TICL: Text-Embedding KNN For Speech In-Context Learning Unlocks Speech Recognition Abilities of Large Multimodal Models
This work addresses the underexplored selection of in-context examples for speech recognition, offering a simple method to improve performance in accented, multilingual, and children's speech, but it is incremental as it builds on existing SICL and KNN techniques.
The paper tackled the problem of selecting effective in-context examples for Speech In-Context Learning (SICL) by proposing TICL, a text-embedding KNN pipeline that enhances speech recognition in large multimodal models without fine-tuning, achieving up to 84.7% relative WER reduction across challenging tasks.
Speech foundation models have recently demonstrated the ability to perform Speech In-Context Learning (SICL). Selecting effective in-context examples is crucial for SICL performance, yet selection methodologies remain underexplored.
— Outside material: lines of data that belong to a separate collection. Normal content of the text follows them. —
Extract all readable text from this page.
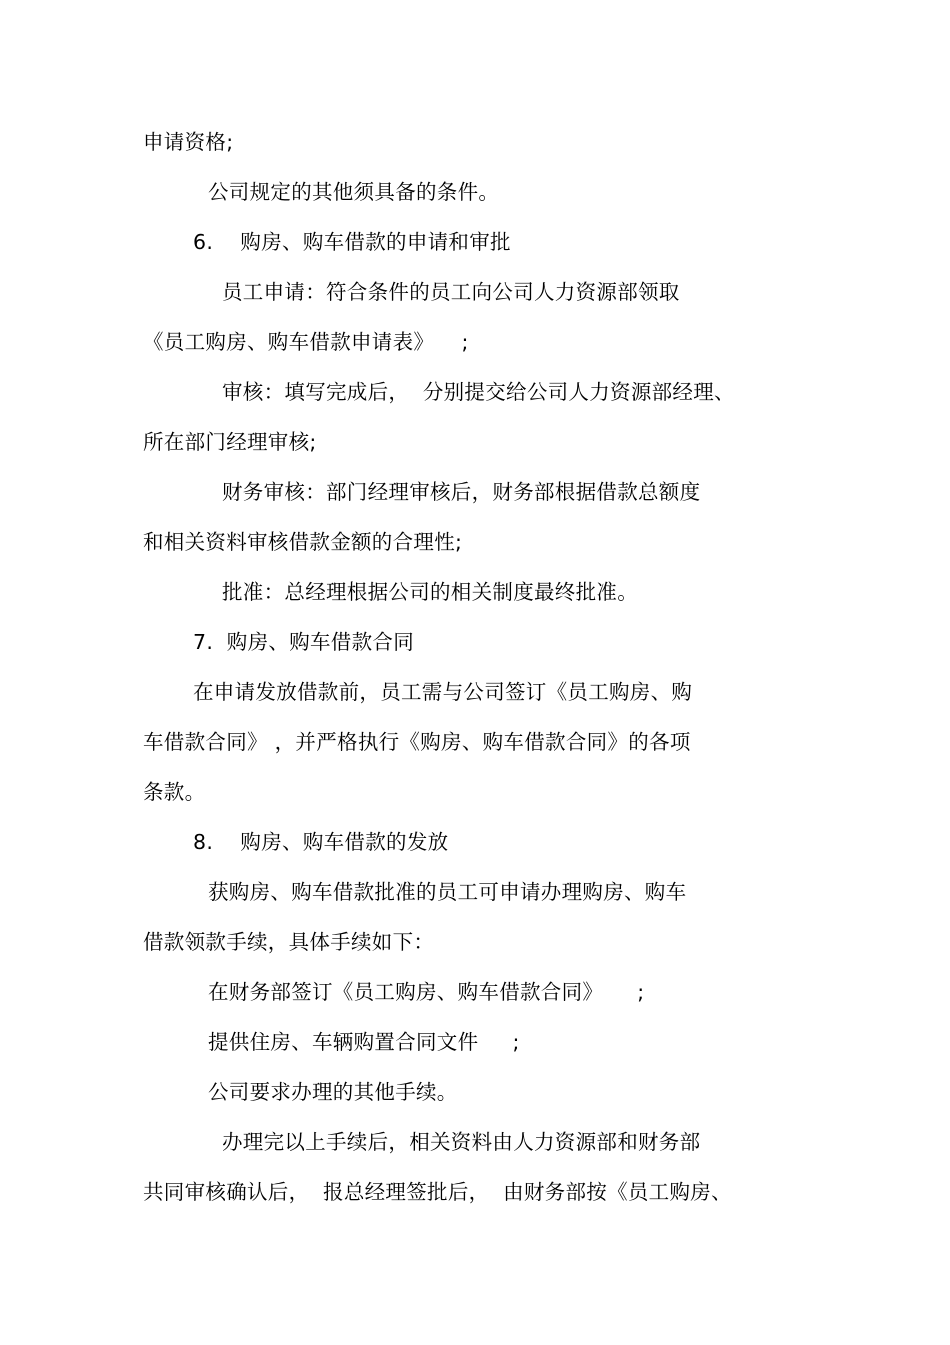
申请资格;
公司规定的其他须具备的条件。
6.    购房、购车借款的申请和审批
员工申请：符合条件的员工向公司人力资源部领取
《员工购房、购车借款申请表》    ;
审核：填写完成后，  分别提交给公司人力资源部经理、
所在部门经理审核;
财务审核：部门经理审核后，财务部根据借款总额度
和相关资料审核借款金额的合理性;
批准：总经理根据公司的相关制度最终批准。
7.  购房、购车借款合同
在申请发放借款前，员工需与公司签订《员工购房、购
车借款合同》 ，并严格执行《购房、购车借款合同》的各项
条款。
8.    购房、购车借款的发放
获购房、购车借款批准的员工可申请办理购房、购车
借款领款手续，具体手续如下：
在财务部签订《员工购房、购车借款合同》     ;
提供住房、车辆购置合同文件     ;
公司要求办理的其他手续。
办理完以上手续后，相关资料由人力资源部和财务部
共同审核确认后，  报总经理签批后，  由财务部按《员工购房、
In this work, we propose Text-Embedding KNN for SICL (TICL), a simple pipeline that uses semantic context to enhance off-the-shelf large multimodal models' speech recognition ability without fine-tuning. Across challenging automatic speech recognition tasks, including accented English, multilingual speech, and children's speech, our method enables models to surpass zero-shot performance with up to 84.7% relative WER reduction. We conduct ablation studies to show the robustness and efficiency of our method.